Norway’s Equinor gets OK to upgrade Hammerfest LNG terminal

Norway’s Equinor and its partners in the 4.3 mtpa Hammerfest LNG export plant have received an approval to upgrade the facility located on Melkoya island.

Equinor said in a statement on Tuesday that the Norwegian government has approved the Snohvit partners’ plans for the future operation of Snohvit and Hammerfest LNG, subject to certain conditions.

Also, the approval includes onshore compression from 2028, and electrification of the plant from 2030.

The Norwegian firm and its partners said in December they would invest 13.2 billion Norwegian krone ($1.3 billion) to upgrade the facility located on Melkoya island.

Hammerfest LNG liquefies natural gas coming from the Snohvit field in the Barents Sea.

Gas reaches Hammerfest LNG via a 160-kilometer gas pipeline which became operational in the autumn of 2007.

Equinor is the operator of both the Snohvit field and Hammerfest LNG with a 36.8 percent stake.

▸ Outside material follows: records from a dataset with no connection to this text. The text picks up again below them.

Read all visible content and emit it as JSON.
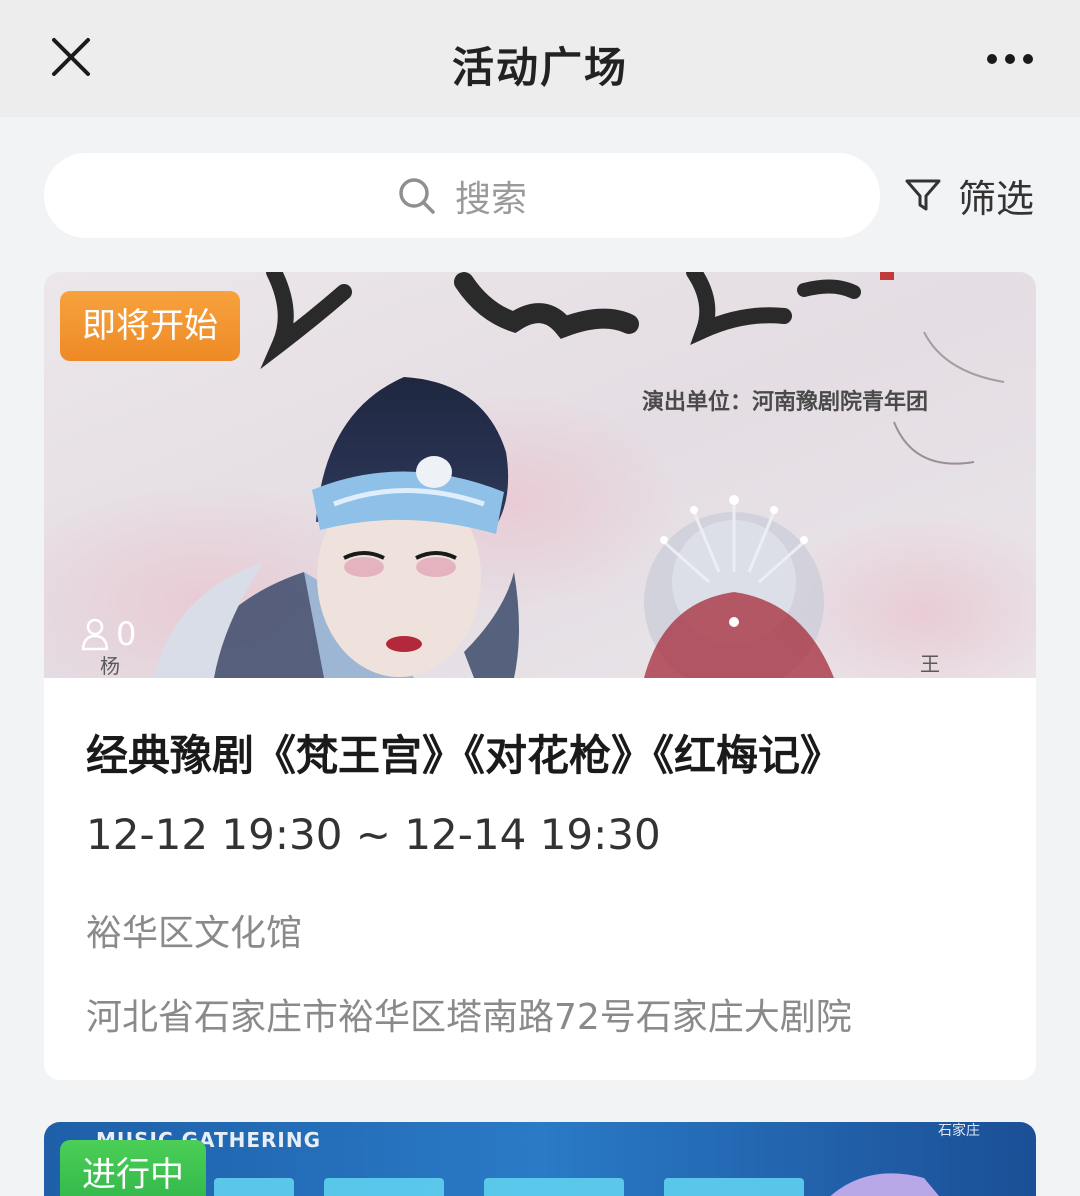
{
  "header": {
    "title": "活动广场",
    "close_icon": "close-icon",
    "more_icon": "more-dots-icon"
  },
  "search": {
    "placeholder": "搜索",
    "icon": "search-icon"
  },
  "filter": {
    "label": "筛选",
    "icon": "funnel-icon"
  },
  "events": [
    {
      "status": "即将开始",
      "status_color": "#f29632",
      "participants": "0",
      "poster_text": {
        "performer_line": "演出单位：河南豫剧院青年团",
        "left_mark": "杨",
        "right_mark": "王"
      },
      "title": "经典豫剧《梵王宫》《对花枪》《红梅记》",
      "time": "12-12 19:30 ~ 12-14 19:30",
      "organizer": "裕华区文化馆",
      "address": "河北省石家庄市裕华区塔南路72号石家庄大剧院"
    },
    {
      "status": "进行中",
      "status_color": "#3cbf4f",
      "poster_text": {
        "tag": "MUSIC GATHERING",
        "corner": "石家庄"
      }
    }
  ],
  "colors": {
    "page_bg": "#f2f3f5",
    "topbar_bg": "#ededed",
    "card_bg": "#ffffff",
    "muted_text": "#8a8a8a"
  }
}
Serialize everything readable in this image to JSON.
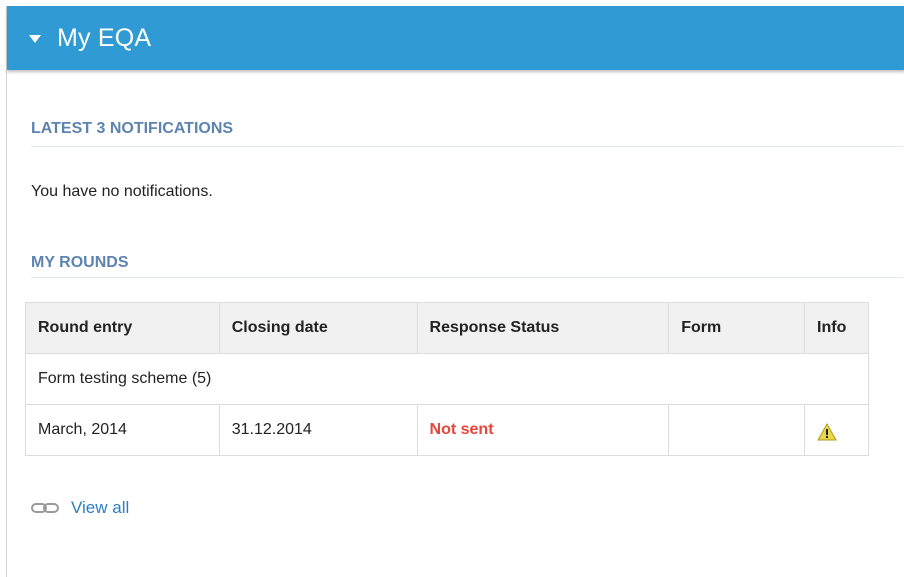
{
  "header": {
    "title": "My EQA"
  },
  "notifications": {
    "heading": "LATEST 3 NOTIFICATIONS",
    "empty_text": "You have no notifications."
  },
  "rounds": {
    "heading": "MY ROUNDS",
    "columns": [
      "Round entry",
      "Closing date",
      "Response Status",
      "Form",
      "Info"
    ],
    "group_label": "Form testing scheme (5)",
    "rows": [
      {
        "round_entry": "March, 2014",
        "closing_date": "31.12.2014",
        "response_status": "Not sent",
        "form": "",
        "info_icon": "warning-icon"
      }
    ]
  },
  "footer": {
    "view_all_label": "View all",
    "icon": "link-icon"
  },
  "colors": {
    "header_bg": "#2f9ad3",
    "section_heading": "#5d84b0",
    "status_not_sent": "#e9443a",
    "link": "#2a7fc4"
  }
}
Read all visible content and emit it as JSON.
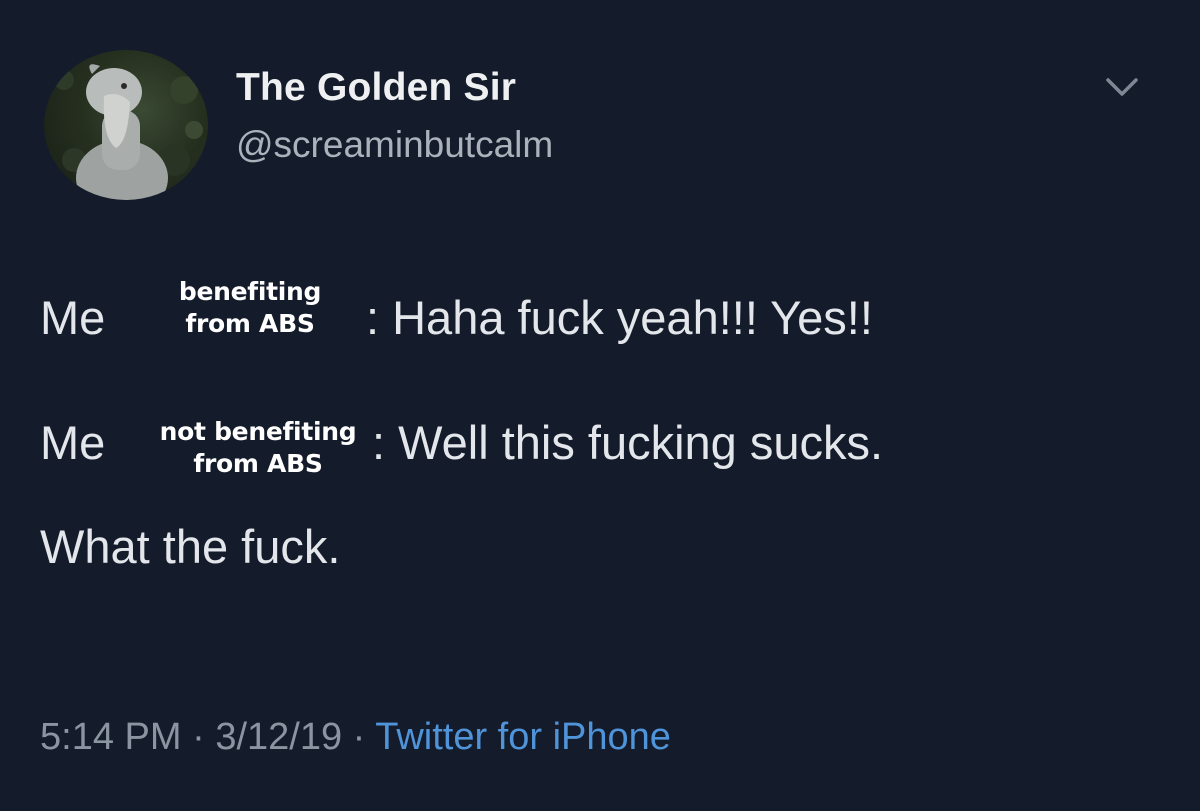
{
  "author": {
    "display_name": "The Golden Sir",
    "handle": "@screaminbutcalm",
    "avatar_icon": "shoebill-bird-avatar"
  },
  "menu": {
    "icon": "chevron-down-icon"
  },
  "tweet": {
    "line1": {
      "subject": "Me",
      "caption_line1": "benefiting",
      "caption_line2": "from ABS",
      "text": ": Haha fuck yeah!!! Yes!!"
    },
    "line2": {
      "subject": "Me",
      "caption_line1": "not benefiting",
      "caption_line2": "from ABS",
      "text": ": Well this fucking sucks.",
      "continuation": "What the fuck."
    }
  },
  "footer": {
    "time": "5:14 PM",
    "separator": "·",
    "date": "3/12/19",
    "source": "Twitter for iPhone"
  },
  "colors": {
    "background": "#141b2a",
    "text": "#e3e6ea",
    "muted": "#8a95a1",
    "link": "#4f93d8"
  }
}
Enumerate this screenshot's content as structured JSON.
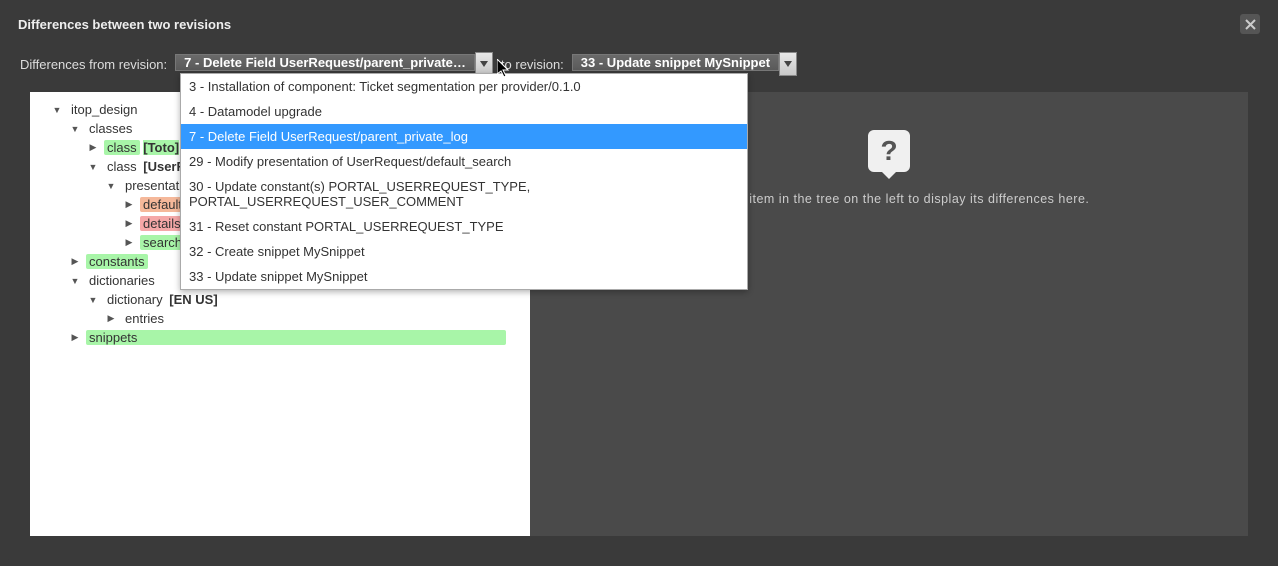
{
  "dialog": {
    "title": "Differences between two revisions"
  },
  "toolbar": {
    "from_label": "Differences from revision:",
    "to_label": "to revision:",
    "from_selected": "7 - Delete Field UserRequest/parent_private…",
    "to_selected": "33 - Update snippet MySnippet"
  },
  "dropdown": {
    "items": [
      "3 - Installation of component: Ticket segmentation per provider/0.1.0",
      "4 - Datamodel upgrade",
      "7 - Delete Field UserRequest/parent_private_log",
      "29 - Modify presentation of UserRequest/default_search",
      "30 - Update constant(s) PORTAL_USERREQUEST_TYPE, PORTAL_USERREQUEST_USER_COMMENT",
      "31 - Reset constant PORTAL_USERREQUEST_TYPE",
      "32 - Create snippet MySnippet",
      "33 - Update snippet MySnippet"
    ],
    "selected_index": 2
  },
  "tree": {
    "root": "itop_design",
    "classes_label": "classes",
    "class_toto": "class",
    "class_toto_bracket": "[Toto]",
    "class_userrequest": "class",
    "class_userrequest_bracket": "[UserRequest]",
    "presentation": "presentation",
    "default_search": "default_search",
    "details": "details",
    "search": "search",
    "constants": "constants",
    "dictionaries": "dictionaries",
    "dictionary": "dictionary",
    "dictionary_bracket": "[EN US]",
    "entries": "entries",
    "snippets": "snippets"
  },
  "diff": {
    "placeholder": "Select an item in the tree on the left to display its differences here."
  }
}
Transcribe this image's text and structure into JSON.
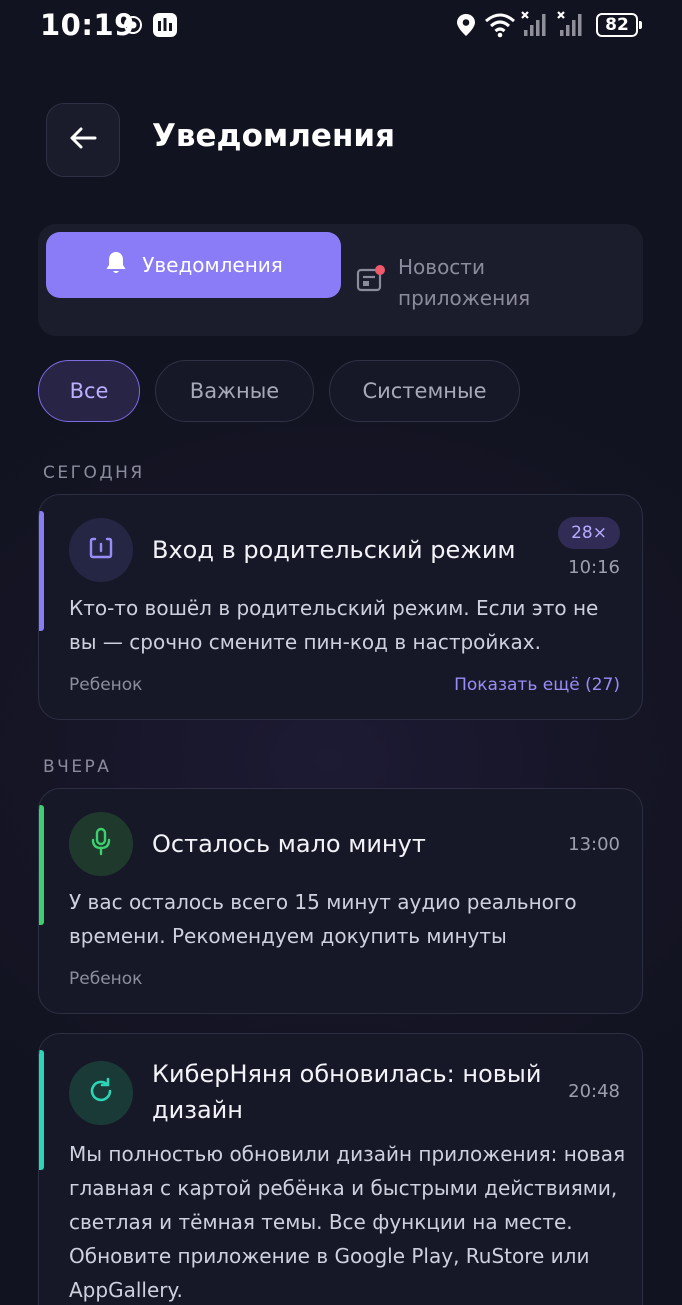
{
  "status_bar": {
    "time": "10:19",
    "battery": "82"
  },
  "header": {
    "title": "Уведомления"
  },
  "segments": {
    "active_label": "Уведомления",
    "inactive_label": "Новости приложения"
  },
  "filters": {
    "all": "Все",
    "important": "Важные",
    "system": "Системные"
  },
  "sections": {
    "today": "СЕГОДНЯ",
    "yesterday": "ВЧЕРА"
  },
  "notifications": [
    {
      "title": "Вход в родительский режим",
      "badge": "28×",
      "time": "10:16",
      "body": "Кто-то вошёл в родительский режим. Если это не вы — срочно смените пин-код в настройках.",
      "tag": "Ребенок",
      "more": "Показать ещё (27)",
      "accent": "#8a7bf7"
    },
    {
      "title": "Осталось мало минут",
      "time": "13:00",
      "body": "У вас осталось всего 15 минут аудио реального времени. Рекомендуем докупить минуты",
      "tag": "Ребенок",
      "accent": "#3ecf6e"
    },
    {
      "title": "КиберНяня обновилась: новый дизайн",
      "time": "20:48",
      "body": "Мы полностью обновили дизайн приложения: новая главная с картой ребёнка и быстрыми действиями, светлая и тёмная темы. Все функции на месте. Обновите приложение в Google Play, RuStore или AppGallery.",
      "accent": "#2bd6b4"
    }
  ],
  "colors": {
    "background": "#121320",
    "accent_purple": "#8a7bf7",
    "accent_green": "#3ecf6e",
    "accent_teal": "#2bd6b4",
    "unread_dot": "#f05a6a"
  }
}
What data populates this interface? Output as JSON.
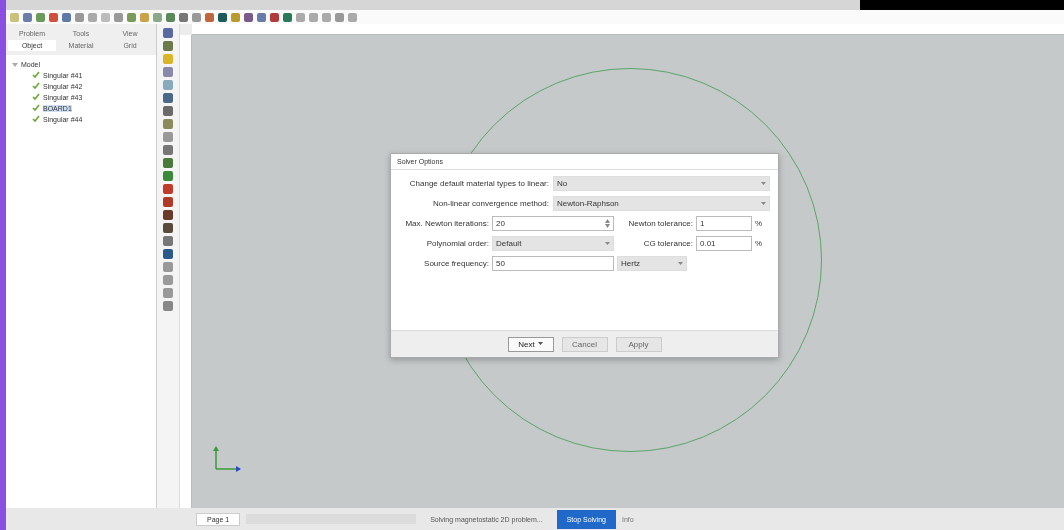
{
  "panel_tabs": [
    {
      "label": "Problem",
      "selected": false
    },
    {
      "label": "Tools",
      "selected": false
    },
    {
      "label": "View",
      "selected": false
    },
    {
      "label": "Object",
      "selected": true
    },
    {
      "label": "Material",
      "selected": false
    },
    {
      "label": "Grid",
      "selected": false
    }
  ],
  "tree": {
    "label": "Model",
    "expanded": true,
    "children": [
      {
        "label": "Singular #41",
        "checked": true,
        "selected": false
      },
      {
        "label": "Singular #42",
        "checked": true,
        "selected": false
      },
      {
        "label": "Singular #43",
        "checked": true,
        "selected": false
      },
      {
        "label": "BOARD1",
        "checked": true,
        "selected": true
      },
      {
        "label": "Singular #44",
        "checked": true,
        "selected": false
      }
    ]
  },
  "dialog": {
    "title": "Solver Options",
    "rows": [
      {
        "kind": "select",
        "label": "Change default material types to linear:",
        "value": "No"
      },
      {
        "kind": "select",
        "label": "Non-linear convergence method:",
        "value": "Newton-Raphson"
      }
    ],
    "pairs": [
      {
        "left": {
          "kind": "spin",
          "label": "Max. Newton iterations:",
          "value": "20"
        },
        "right": {
          "label": "Newton tolerance:",
          "value": "1",
          "unit": "%"
        }
      },
      {
        "left": {
          "kind": "select",
          "label": "Polynomial order:",
          "value": "Default"
        },
        "right": {
          "label": "CG tolerance:",
          "value": "0.01",
          "unit": "%"
        }
      }
    ],
    "frequency": {
      "label": "Source frequency:",
      "value": "50",
      "unit": "Hertz"
    },
    "buttons": [
      {
        "label": "Next",
        "dropdown": true,
        "disabled": false
      },
      {
        "label": "Cancel",
        "dropdown": false,
        "disabled": true
      },
      {
        "label": "Apply",
        "dropdown": false,
        "disabled": true
      }
    ]
  },
  "status_bar": {
    "page": "Page 1",
    "message": "Solving magnetostatic 2D problem...",
    "action": "Stop Solving",
    "extra": "Info"
  }
}
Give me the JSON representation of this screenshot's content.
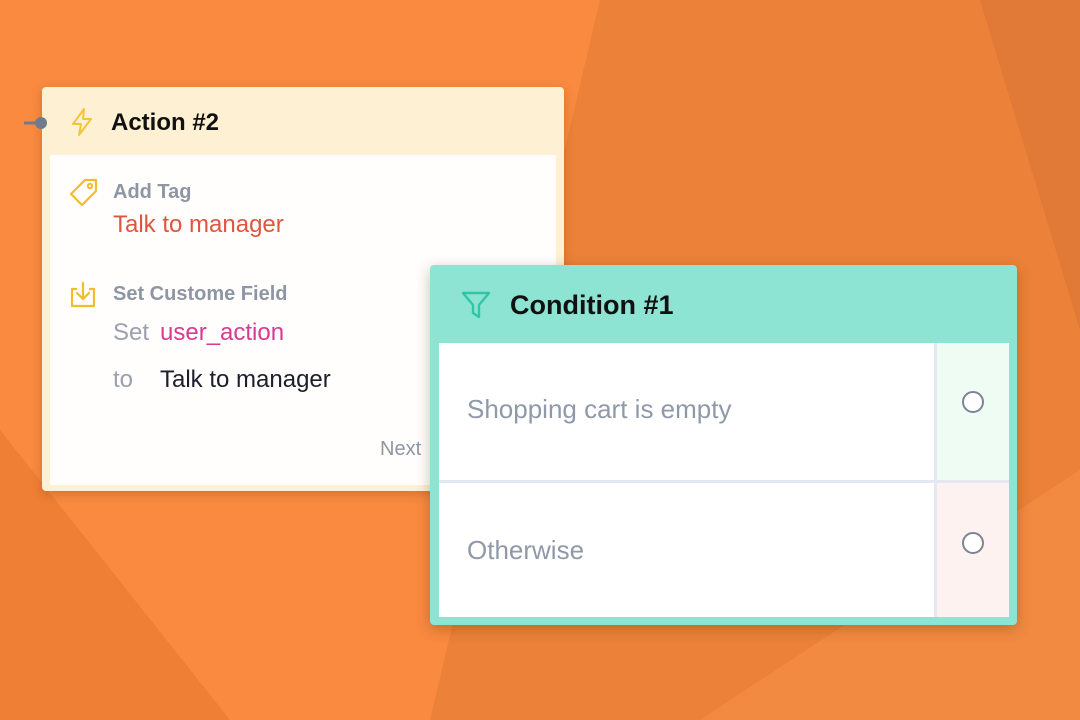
{
  "colors": {
    "background": "#f7893f",
    "action_header": "#fdf0d3",
    "condition_header": "#8ee4d3",
    "tag_value": "#e0553f",
    "variable": "#d93a91",
    "success_outlet": "#effcf4",
    "fail_outlet": "#fdf2ef"
  },
  "action": {
    "title": "Action #2",
    "icon": "lightning-bolt-icon",
    "steps": [
      {
        "icon": "tag-icon",
        "title": "Add Tag",
        "value": "Talk to manager"
      },
      {
        "icon": "download-icon",
        "title": "Set Custome Field",
        "set_word": "Set",
        "variable": "user_action",
        "to_word": "to",
        "value": "Talk to manager"
      }
    ],
    "next_label": "Next"
  },
  "condition": {
    "title": "Condition #1",
    "icon": "funnel-icon",
    "rows": [
      {
        "label": "Shopping cart is empty",
        "outlet": "success-outlet"
      },
      {
        "label": "Otherwise",
        "outlet": "fail-outlet"
      }
    ]
  }
}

Other license owners of Snohvit are Petoro (30 percent), TotalEnergies EP Norge (18.4 percent), Neptune Energy Norge (12 percent), and Wintershall Dea Norge (2.81 percent).

Start of electrification pushed back

Compared to the partnership’s application, the authorities have postponed the start of electrification by two years, from 2028 to 2030, Equinor said.

The plant will continue to run on gas turbines during this period.

According to the firm, the approval opens for maintaining the gas turbines for back-up power from 2030 to 2033, while the need for this will be assessed by 2028 at the latest.

Equinor said that electrification of Hammerfest LNG will replace today’s gas turbines with electricity from the grid.

Moreover, this reduces CO2 emissions from the plant by around 850,000 tonnes annually, Equinor said, adding that this is the most substantial individual emission reduction decision that has been made aimed at decarbonizing oil and gas production in Norway.

“The Snohvit owners are pleased that the government has now approved Snohvit Future, a project that will strengthen Norway’s position as a reliable, long-term supplier of gas produced with very low greenhouse gas emissions,” Geir Tungesvik, Equinor’s executive vice president for projects, drilling, and procurement said in the statement.

“The project ensures long-term operation and export from Melkoya towards 2050. We fully understand that there have been many factors to consider, and we will recommend the partnership to meet the conditions for the authorities’ approval,” he said.